Regole di abbigliamento nei beach club e negli stabilimenti attrezzati
Nei lidi attrezzati, soprattutto quelli di livello medio-alto, vale una regola pratica: il costume da bagno rimane confinato alla sdraio e all’acqua. Per accedere al ristorante dello stabilimento, all’area bar o per fare il giro tra i lettini è opportuno indossare un copricostume asciutto. Per copricostume si intende un indumento leggero e pulito che copre il costume senza trasformarsi in abito da sera: esempi efficaci sono una camicia di lino, un prendisole leggero, shorts curati o un pareo ampio abbinato a un top. Questi capi mantengono l’atmosfera rilassata della spiaggia ma rispettano la funzione sociale degli spazi comuni del beach club.
Le calzature seguono lo stesso principio: le infradito sono accettabili se sono in buone condizioni, mentre quelle consumate da doccia non danno una buona impressione. I piedi nudi sono tollerati sulla sabbia, ma non all’interno del ristorante: per questioni di igiene e decoro è preferibile calzare qualcosa di adeguato per spostarsi dalle sdraio al locale. Inoltre, accessori eccessivi come gioielli vistosi o tacchi alti non si conciliano con il vento e la sabbia; per questo motivo è meglio favorire semplicità e praticità.
Cosa evitare assolutamente e perché il buon gusto conta
Ci sono capi che difficilmente funzionano in spiaggia. I jeans, anche se sfrangiati o corti, tendono ad assorbire sabbia e acqua rendendo scomodi gli spostamenti; per questo motivo sono poco pratici come scelta da mare. I vestiti formali o da lavoro risultano discordanti rispetto all’ambiente sabbioso, a meno che non si partecipi a un evento specifico come un matrimonio in riva al mare. È importante ricordare che la biancheria intima tradizionale non sostituisce un costume: slip e reggiseni non studiati per l’acqua possono diventare trasparenti e non offrono protezione dai raggi solari. E, per evitare passaggi imbarazzanti, i calzini con le infradito restano un errore di stile da non replicare.
Per orientarsi tra le scelte estetiche vale una regola pratica e osservativa: “La regola d’oro è osservare quello che fanno gli altri e adeguarsi.” Guardare come sono vestiti gli altri ospiti del beach club aiuta a capire il livello di formalità richiesto. Se persiste l’incertezza, c’è un detto semplice ed efficace da tenere a mente: “In caso di dubbio, meglio un copricostume in più che uno in meno.” Questa strategia evita gaffe e dimostra rispetto per lo spazio altrui.
Il ruolo del buon gusto
Il galateo della spiaggia non è una collezione di divieti, ma una serie di scelte che riflettono rispetto per gli altri e per l’ambiente. Un sacco a pelo di abiti, una borsa improvvisata o calzature trascurate danno la sensazione di noncuranza. Al contrario, un copricostume pulitoun paio di ciabatte decenti e una borsa ordinata migliorano l’immagine personale e facilitano le interazioni sociali. In sostanza, trattare la spiaggia come uno spazio comune da rispettare è la vera essenza del buon gusto al mare.
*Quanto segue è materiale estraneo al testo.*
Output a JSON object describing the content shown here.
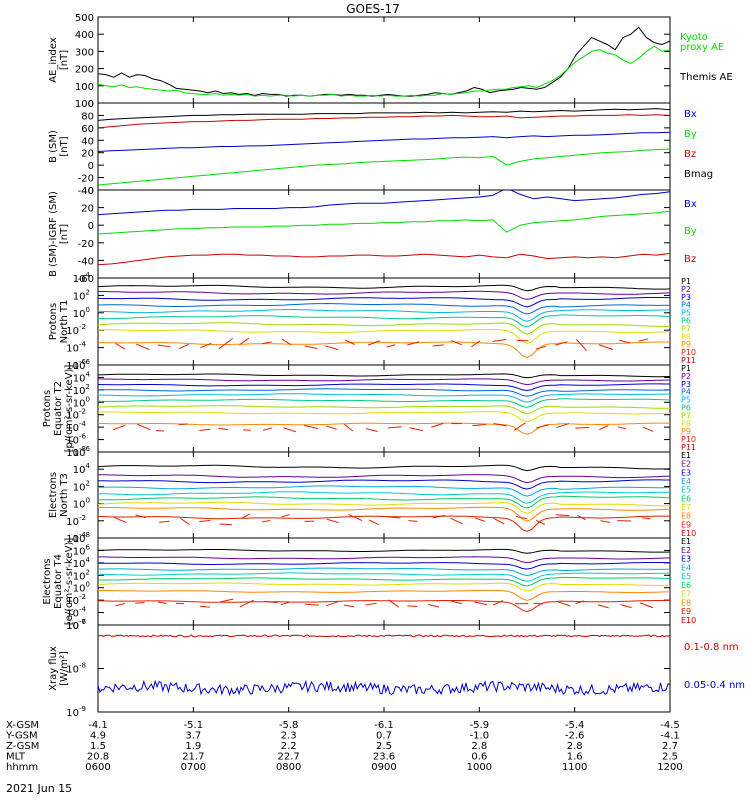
{
  "title": "GOES-17",
  "date_label": "2021 Jun 15",
  "colors": {
    "black": "#000000",
    "red": "#cc0000",
    "green": "#00dd00",
    "blue": "#0000cc",
    "cyan": "#00cccc",
    "yellow": "#dddd00",
    "orange": "#ff8800",
    "purple": "#660099"
  },
  "chart_data": [
    {
      "type": "line",
      "ylabel": [
        "AE_index",
        "[nT]"
      ],
      "ylim": [
        0,
        500
      ],
      "yticks": [
        "0",
        "100",
        "200",
        "300",
        "400",
        "500"
      ],
      "legend": [
        {
          "label": "Kyoto",
          "color": "#00dd00"
        },
        {
          "label": "proxy AE",
          "color": "#00dd00"
        },
        {
          "label": "Themis AE",
          "color": "#000000"
        }
      ],
      "series": [
        {
          "name": "Themis AE",
          "color": "#000000",
          "values": [
            170,
            165,
            150,
            175,
            150,
            165,
            160,
            140,
            130,
            110,
            85,
            80,
            75,
            70,
            60,
            70,
            55,
            60,
            50,
            55,
            45,
            55,
            50,
            50,
            40,
            45,
            45,
            40,
            45,
            50,
            50,
            45,
            50,
            45,
            45,
            40,
            45,
            50,
            45,
            40,
            40,
            45,
            50,
            60,
            55,
            50,
            60,
            70,
            90,
            80,
            60,
            70,
            75,
            80,
            90,
            85,
            80,
            90,
            120,
            150,
            200,
            280,
            330,
            380,
            360,
            340,
            310,
            380,
            400,
            440,
            380,
            350,
            340,
            360
          ]
        },
        {
          "name": "Kyoto proxy AE",
          "color": "#00dd00",
          "values": [
            110,
            100,
            95,
            105,
            90,
            95,
            85,
            80,
            75,
            70,
            75,
            60,
            55,
            50,
            50,
            55,
            45,
            50,
            45,
            50,
            40,
            45,
            40,
            45,
            45,
            40,
            45,
            40,
            45,
            45,
            50,
            40,
            45,
            40,
            40,
            45,
            40,
            45,
            40,
            40,
            45,
            40,
            45,
            45,
            55,
            50,
            55,
            60,
            70,
            70,
            75,
            80,
            80,
            90,
            95,
            100,
            90,
            110,
            130,
            160,
            200,
            240,
            270,
            300,
            310,
            290,
            280,
            250,
            230,
            260,
            300,
            330,
            300,
            310
          ]
        }
      ]
    },
    {
      "type": "line",
      "ylabel": [
        "B (SM)",
        "[nT]"
      ],
      "ylim": [
        -40,
        100
      ],
      "yticks": [
        "-40",
        "-20",
        "0",
        "20",
        "40",
        "60",
        "80",
        "100"
      ],
      "legend": [
        {
          "label": "Bx",
          "color": "#0000cc"
        },
        {
          "label": "By",
          "color": "#00dd00"
        },
        {
          "label": "Bz",
          "color": "#cc0000"
        },
        {
          "label": "Bmag",
          "color": "#000000"
        }
      ],
      "series": [
        {
          "name": "Bmag",
          "color": "#000000",
          "values": [
            72,
            74,
            75,
            76,
            77,
            78,
            79,
            80,
            80,
            81,
            81,
            82,
            82,
            82,
            82,
            82,
            83,
            83,
            83,
            83,
            84,
            84,
            84,
            84,
            85,
            84,
            85,
            84,
            85,
            86,
            85,
            87,
            86,
            87,
            88,
            87,
            88,
            89,
            90,
            89,
            90,
            91,
            89
          ]
        },
        {
          "name": "Bx",
          "color": "#0000cc",
          "values": [
            22,
            23,
            24,
            25,
            26,
            27,
            28,
            28,
            29,
            30,
            30,
            31,
            31,
            32,
            33,
            34,
            35,
            36,
            37,
            38,
            39,
            40,
            41,
            42,
            42,
            43,
            44,
            44,
            45,
            46,
            44,
            46,
            47,
            46,
            47,
            48,
            48,
            49,
            50,
            51,
            52,
            52,
            53
          ]
        },
        {
          "name": "Bz",
          "color": "#cc0000",
          "values": [
            60,
            62,
            64,
            66,
            67,
            68,
            69,
            70,
            70,
            71,
            72,
            72,
            73,
            74,
            74,
            74,
            75,
            75,
            76,
            76,
            77,
            77,
            78,
            78,
            79,
            79,
            80,
            79,
            78,
            78,
            79,
            76,
            77,
            78,
            79,
            79,
            80,
            80,
            80,
            81,
            80,
            81,
            80
          ]
        },
        {
          "name": "By",
          "color": "#00dd00",
          "values": [
            -32,
            -30,
            -28,
            -26,
            -24,
            -22,
            -20,
            -18,
            -16,
            -14,
            -12,
            -10,
            -8,
            -6,
            -4,
            -2,
            0,
            1,
            2,
            4,
            5,
            6,
            7,
            8,
            9,
            10,
            12,
            13,
            12,
            14,
            0,
            6,
            10,
            12,
            14,
            16,
            18,
            20,
            21,
            22,
            24,
            25,
            26
          ]
        }
      ]
    },
    {
      "type": "line",
      "ylabel": [
        "B (SM)-IGRF (SM)",
        "[nT]"
      ],
      "ylim": [
        -60,
        40
      ],
      "yticks": [
        "-60",
        "-40",
        "-20",
        "0",
        "20",
        "40"
      ],
      "legend": [
        {
          "label": "Bx",
          "color": "#0000cc"
        },
        {
          "label": "By",
          "color": "#00dd00"
        },
        {
          "label": "Bz",
          "color": "#cc0000"
        }
      ],
      "series": [
        {
          "name": "Bx",
          "color": "#0000cc",
          "values": [
            12,
            13,
            14,
            15,
            16,
            17,
            17,
            18,
            18,
            18,
            19,
            19,
            19,
            19,
            20,
            20,
            21,
            23,
            24,
            25,
            25,
            25,
            26,
            27,
            28,
            29,
            30,
            31,
            32,
            34,
            42,
            35,
            30,
            32,
            30,
            28,
            29,
            30,
            31,
            33,
            35,
            36,
            38
          ]
        },
        {
          "name": "By",
          "color": "#00dd00",
          "values": [
            -10,
            -9,
            -8,
            -7,
            -6,
            -5,
            -4,
            -4,
            -3,
            -3,
            -2,
            -2,
            -2,
            -1,
            -1,
            0,
            0,
            1,
            1,
            2,
            2,
            3,
            3,
            4,
            4,
            5,
            5,
            6,
            5,
            6,
            -8,
            0,
            3,
            4,
            5,
            6,
            8,
            10,
            11,
            12,
            13,
            14,
            16
          ]
        },
        {
          "name": "Bz",
          "color": "#cc0000",
          "values": [
            -45,
            -44,
            -42,
            -40,
            -38,
            -36,
            -35,
            -34,
            -34,
            -33,
            -33,
            -34,
            -34,
            -35,
            -35,
            -36,
            -36,
            -35,
            -35,
            -34,
            -34,
            -35,
            -35,
            -34,
            -33,
            -34,
            -35,
            -36,
            -34,
            -36,
            -37,
            -33,
            -35,
            -38,
            -37,
            -36,
            -37,
            -36,
            -37,
            -35,
            -33,
            -34,
            -32
          ]
        }
      ]
    },
    {
      "type": "line",
      "log": true,
      "ylabel": [
        "Protons",
        "North T1"
      ],
      "ylim_exp": [
        -6,
        4
      ],
      "yticks_exp": [
        -6,
        -4,
        -2,
        0,
        2,
        4
      ],
      "legend": [
        {
          "label": "P1",
          "color": "#000000"
        },
        {
          "label": "P2",
          "color": "#660099"
        },
        {
          "label": "P3",
          "color": "#0000cc"
        },
        {
          "label": "P4",
          "color": "#0066dd"
        },
        {
          "label": "P5",
          "color": "#00bbdd"
        },
        {
          "label": "P6",
          "color": "#00cc88"
        },
        {
          "label": "P7",
          "color": "#99dd00"
        },
        {
          "label": "P8",
          "color": "#dddd00"
        },
        {
          "label": "P9",
          "color": "#ff8800"
        },
        {
          "label": "P10",
          "color": "#dd2200"
        },
        {
          "label": "P11",
          "color": "#cc0000"
        }
      ],
      "base_levels": [
        3.0,
        2.3,
        1.6,
        0.9,
        0.2,
        -0.5,
        -1.3,
        -2.1,
        -3.5
      ],
      "colors": [
        "#000000",
        "#660099",
        "#0000cc",
        "#0066dd",
        "#00bbdd",
        "#00cc88",
        "#99dd00",
        "#dddd00",
        "#ff8800"
      ],
      "dashed_level": -3.6
    },
    {
      "type": "line",
      "log": true,
      "ylabel": [
        "Protons",
        "Equator T2",
        "[p/(cm²-s-sr-keV)]"
      ],
      "ylim_exp": [
        -8,
        6
      ],
      "yticks_exp": [
        -8,
        -6,
        -4,
        -2,
        0,
        2,
        4,
        6
      ],
      "legend": [
        {
          "label": "P1",
          "color": "#000000"
        },
        {
          "label": "P2",
          "color": "#660099"
        },
        {
          "label": "P3",
          "color": "#0000cc"
        },
        {
          "label": "P4",
          "color": "#0066dd"
        },
        {
          "label": "P5",
          "color": "#00bbdd"
        },
        {
          "label": "P6",
          "color": "#00cc88"
        },
        {
          "label": "P7",
          "color": "#99dd00"
        },
        {
          "label": "P8",
          "color": "#dddd00"
        },
        {
          "label": "P9",
          "color": "#ff8800"
        },
        {
          "label": "P10",
          "color": "#dd2200"
        },
        {
          "label": "P11",
          "color": "#cc0000"
        }
      ],
      "base_levels": [
        4.4,
        3.6,
        2.8,
        2.0,
        1.2,
        0.3,
        -0.7,
        -1.7,
        -3.5
      ],
      "colors": [
        "#000000",
        "#660099",
        "#0000cc",
        "#0066dd",
        "#00bbdd",
        "#00cc88",
        "#99dd00",
        "#dddd00",
        "#ff8800"
      ],
      "dashed_level": -4.0
    },
    {
      "type": "line",
      "log": true,
      "ylabel": [
        "Electrons",
        "North T3"
      ],
      "ylim_exp": [
        -4,
        6
      ],
      "yticks_exp": [
        -4,
        -2,
        0,
        2,
        4,
        6
      ],
      "legend": [
        {
          "label": "E1",
          "color": "#000000"
        },
        {
          "label": "E2",
          "color": "#660099"
        },
        {
          "label": "E3",
          "color": "#0000cc"
        },
        {
          "label": "E4",
          "color": "#00aadd"
        },
        {
          "label": "E5",
          "color": "#00cccc"
        },
        {
          "label": "E6",
          "color": "#00cc66"
        },
        {
          "label": "E7",
          "color": "#dddd00"
        },
        {
          "label": "E8",
          "color": "#ff8800"
        },
        {
          "label": "E9",
          "color": "#dd2200"
        },
        {
          "label": "E10",
          "color": "#cc0000"
        }
      ],
      "base_levels": [
        4.3,
        3.2,
        2.6,
        1.9,
        1.2,
        0.6,
        0.0,
        -0.6,
        -1.6
      ],
      "colors": [
        "#000000",
        "#660099",
        "#0000cc",
        "#00aadd",
        "#00cccc",
        "#00cc66",
        "#dddd00",
        "#ff8800",
        "#dd2200"
      ],
      "dashed_level": -1.8
    },
    {
      "type": "line",
      "log": true,
      "ylabel": [
        "Electrons",
        "Equator T4",
        "[e/(cm²-s-sr-keV)]"
      ],
      "ylim_exp": [
        -6,
        8
      ],
      "yticks_exp": [
        -6,
        -4,
        -2,
        0,
        2,
        4,
        6,
        8
      ],
      "legend": [
        {
          "label": "E1",
          "color": "#000000"
        },
        {
          "label": "E2",
          "color": "#660099"
        },
        {
          "label": "E3",
          "color": "#0000cc"
        },
        {
          "label": "E4",
          "color": "#00aadd"
        },
        {
          "label": "E5",
          "color": "#00cccc"
        },
        {
          "label": "E6",
          "color": "#00cc66"
        },
        {
          "label": "E7",
          "color": "#dddd00"
        },
        {
          "label": "E8",
          "color": "#ff8800"
        },
        {
          "label": "E9",
          "color": "#dd2200"
        },
        {
          "label": "E10",
          "color": "#cc0000"
        }
      ],
      "base_levels": [
        6.0,
        4.8,
        3.9,
        3.0,
        2.2,
        1.4,
        0.6,
        -0.6,
        -2.2
      ],
      "colors": [
        "#000000",
        "#660099",
        "#0000cc",
        "#00aadd",
        "#00cccc",
        "#00cc66",
        "#dddd00",
        "#ff8800",
        "#dd2200"
      ],
      "dashed_level": -2.5
    },
    {
      "type": "line",
      "log": true,
      "ylabel": [
        "Xray flux",
        "[W/m²]"
      ],
      "ylim_exp": [
        -9,
        -7
      ],
      "yticks_exp": [
        -9,
        -8,
        -7
      ],
      "legend": [
        {
          "label": "0.1-0.8 nm",
          "color": "#cc0000"
        },
        {
          "label": "0.05-0.4 nm",
          "color": "#0000cc"
        }
      ],
      "series": [
        {
          "name": "0.1-0.8 nm",
          "color": "#cc0000",
          "level": -7.25
        },
        {
          "name": "0.05-0.4 nm",
          "color": "#0000cc",
          "level": -8.45
        }
      ]
    }
  ],
  "x_axis": {
    "row_labels": [
      "X-GSM",
      "Y-GSM",
      "Z-GSM",
      "MLT",
      "hhmm"
    ],
    "columns": [
      [
        "-4.1",
        "4.9",
        "1.5",
        "20.8",
        "0600"
      ],
      [
        "-5.1",
        "3.7",
        "1.9",
        "21.7",
        "0700"
      ],
      [
        "-5.8",
        "2.3",
        "2.2",
        "22.7",
        "0800"
      ],
      [
        "-6.1",
        "0.7",
        "2.5",
        "23.6",
        "0900"
      ],
      [
        "-5.9",
        "-1.0",
        "2.8",
        "0.6",
        "1000"
      ],
      [
        "-5.4",
        "-2.6",
        "2.8",
        "1.6",
        "1100"
      ],
      [
        "-4.5",
        "-4.1",
        "2.7",
        "2.5",
        "1200"
      ]
    ]
  }
}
Prima di uscire basta porsi una semplice domanda: sto andando in spiaggia o in città? La risposta guiderà la scelta degli abiti e degli accessori, consentendo di godersi il mare senza rischiare di sembrare trasandati. Ricordare queste regole pratiche trasforma il pareo da unico protagonista a prezioso alleato da usare con criterio, magari lasciandolo per l’ultimo bagno.